Change, in general, indicates any act of making something different. The factors that necessitate change in organizations are broadly categorized into people, technology, information processing and communication, and competition. Some changes in the organization occur suddenly without the conscious efforts of the people. These are called unplanned changes. On the other hand, some changes are initiated by the management to accomplish certain goals and objectives. These are called planned changes. More often, change is met with resistance.
The resistance can be implicit (or covert) or explicit (or overt). Resistance to change can be classified into individual resistance and organizational resistance. Individuals resist change because they consider it as a threat to their habits, security and economic conditions. Organizational resistance occurs mainly because of structural inertia, group inertia, and fear of losing power, expertise or control over resources.
To overcome resistance to change, management can educate employees, involve employees in change decisions, go for negotiation, manipulation, co-optation and coercion. Lewin 's three-step model is one approach to manage planned change.
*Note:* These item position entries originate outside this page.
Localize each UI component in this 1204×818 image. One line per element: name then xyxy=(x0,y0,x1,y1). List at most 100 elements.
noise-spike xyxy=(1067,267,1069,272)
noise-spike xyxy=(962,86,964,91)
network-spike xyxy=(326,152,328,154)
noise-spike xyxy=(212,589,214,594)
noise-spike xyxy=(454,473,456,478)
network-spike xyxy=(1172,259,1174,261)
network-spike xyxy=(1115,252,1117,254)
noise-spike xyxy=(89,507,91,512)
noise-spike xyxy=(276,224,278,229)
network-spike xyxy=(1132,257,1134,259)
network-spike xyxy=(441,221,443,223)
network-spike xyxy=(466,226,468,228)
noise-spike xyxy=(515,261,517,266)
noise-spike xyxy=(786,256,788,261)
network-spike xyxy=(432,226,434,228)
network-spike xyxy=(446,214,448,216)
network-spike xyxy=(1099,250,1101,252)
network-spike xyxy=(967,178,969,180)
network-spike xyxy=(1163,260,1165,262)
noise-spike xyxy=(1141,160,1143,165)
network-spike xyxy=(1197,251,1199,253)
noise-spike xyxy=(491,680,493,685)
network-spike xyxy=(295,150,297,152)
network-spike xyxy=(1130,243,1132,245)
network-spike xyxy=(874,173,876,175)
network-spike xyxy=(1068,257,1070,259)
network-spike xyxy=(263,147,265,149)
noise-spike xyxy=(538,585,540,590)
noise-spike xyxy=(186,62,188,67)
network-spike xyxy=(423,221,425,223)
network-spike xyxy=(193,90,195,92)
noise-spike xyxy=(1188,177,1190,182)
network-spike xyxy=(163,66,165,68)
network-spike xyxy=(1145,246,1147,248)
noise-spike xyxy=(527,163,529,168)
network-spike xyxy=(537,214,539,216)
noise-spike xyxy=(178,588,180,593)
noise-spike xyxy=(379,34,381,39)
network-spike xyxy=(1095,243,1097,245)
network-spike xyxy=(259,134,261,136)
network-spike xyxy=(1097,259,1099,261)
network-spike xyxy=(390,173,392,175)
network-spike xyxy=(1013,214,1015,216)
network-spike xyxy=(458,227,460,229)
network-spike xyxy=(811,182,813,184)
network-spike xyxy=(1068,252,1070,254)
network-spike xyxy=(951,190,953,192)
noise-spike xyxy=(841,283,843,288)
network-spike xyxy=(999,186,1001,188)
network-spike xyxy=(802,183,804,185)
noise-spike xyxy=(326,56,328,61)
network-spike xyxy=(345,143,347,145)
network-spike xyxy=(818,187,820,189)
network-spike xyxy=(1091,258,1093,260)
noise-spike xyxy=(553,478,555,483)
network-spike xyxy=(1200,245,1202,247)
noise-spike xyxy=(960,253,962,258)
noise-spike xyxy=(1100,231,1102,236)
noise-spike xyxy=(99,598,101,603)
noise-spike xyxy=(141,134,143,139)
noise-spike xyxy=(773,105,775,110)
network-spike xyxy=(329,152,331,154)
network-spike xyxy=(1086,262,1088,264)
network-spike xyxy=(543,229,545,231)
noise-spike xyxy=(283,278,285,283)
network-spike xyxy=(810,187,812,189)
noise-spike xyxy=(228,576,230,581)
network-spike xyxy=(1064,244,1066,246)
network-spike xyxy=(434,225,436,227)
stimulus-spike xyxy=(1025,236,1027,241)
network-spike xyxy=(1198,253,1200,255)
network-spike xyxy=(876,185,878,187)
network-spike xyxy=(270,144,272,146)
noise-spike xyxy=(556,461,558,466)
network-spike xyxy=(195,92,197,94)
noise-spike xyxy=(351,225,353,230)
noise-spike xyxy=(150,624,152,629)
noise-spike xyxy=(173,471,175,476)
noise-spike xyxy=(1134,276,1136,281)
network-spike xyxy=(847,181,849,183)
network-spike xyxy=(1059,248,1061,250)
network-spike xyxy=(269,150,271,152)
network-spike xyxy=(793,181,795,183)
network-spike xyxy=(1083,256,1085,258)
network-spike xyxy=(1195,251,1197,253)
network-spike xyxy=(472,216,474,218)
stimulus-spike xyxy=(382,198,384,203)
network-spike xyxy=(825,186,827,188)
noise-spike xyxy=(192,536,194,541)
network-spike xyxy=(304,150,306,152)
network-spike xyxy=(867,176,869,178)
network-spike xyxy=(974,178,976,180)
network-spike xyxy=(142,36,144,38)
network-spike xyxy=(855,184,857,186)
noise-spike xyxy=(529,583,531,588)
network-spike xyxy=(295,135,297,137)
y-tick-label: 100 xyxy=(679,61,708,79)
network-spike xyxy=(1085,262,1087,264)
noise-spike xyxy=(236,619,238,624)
The model suggests that organizations can bring permanent changes in employee behavior by making them unlearn old behaviors and work procedures.
Modern organizations emphasize on innovation and learning to cope with changes in the business environment and stay ahead of competition. The different sources of innovation include change in awareness due to acquisition of new knowledge, changing perceptions of people, demographic changes, rapid changes in industry and market structure, imperfect processes, incongruity between reality and expectation and unexpected happenings. Organizations need to be committed to change and innovation and change their structure and culture to facilitate continuous learning of employees.